Myeloid-derived suppressor cells (MDSCs) play a critical role in modulating the immune response and promoting immune tolerance in models of autoimmunity and transplantation. Regulatory T cells (Tregs) exert therapeutic potential due to their immunomodulatory properties, which have been demonstrated both in vitro and in clinical trials. Cell-based therapy for acute graft-versus-host disease (aGVHD) may enable induction of donor-specific tolerance in the preclinical setting.

We investigated whether the immunoregulatory activity of the combination of MDSCs and Tregs on T cell and B cell subset and alloreactive T cell response. We evaluated the therapeutic effects of combined cell therapy for a murine aGVHD model following MHC-mismatched bone marrow transplantation. We compared histologic analysis from the target tissues of each groups were and immune cell population by flow cytometric analysis.

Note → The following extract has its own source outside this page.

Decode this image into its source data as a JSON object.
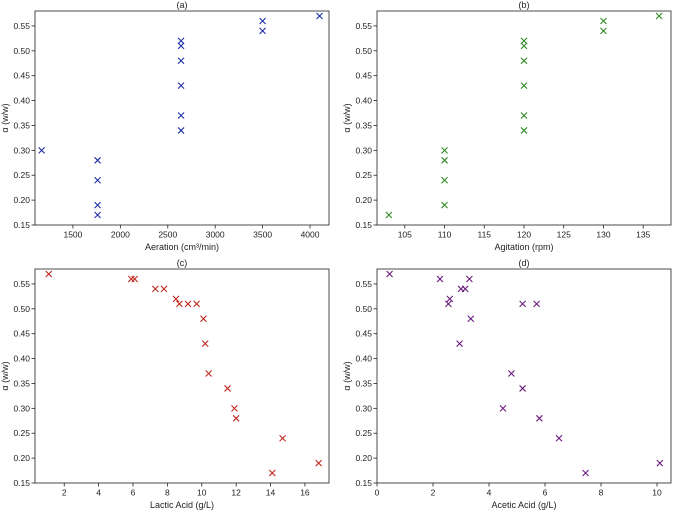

We report a novel approach to inducing immune tolerance using a combination of donor-derived MDSCs and Tregs. The combined cell-therapy modulated in vitro the proliferation of alloreactive T cells and the Treg/Th17 balance in mice and human system. Systemic infusion of MDSCs and Tregs ameliorated serverity and inflammation of aGVHD mouse model by reducing the populations of proinflammatory Th1/Th17 cells and the expression of proinflammatory cytokines in target tissue. The combined therapy promoted the differentiation of allogeneic T cells toward Foxp3 + Tregs and IL-10-producing regulatory B cells. The combination treatment control also activated human T and B cell subset.

Therefore, the combination of MDSCs and Tregs has immunomodulatory activity and induces immune tolerance to prevent of aGVHD severity. This could lead to the development of new clinical approaches to the prevent aGVHD.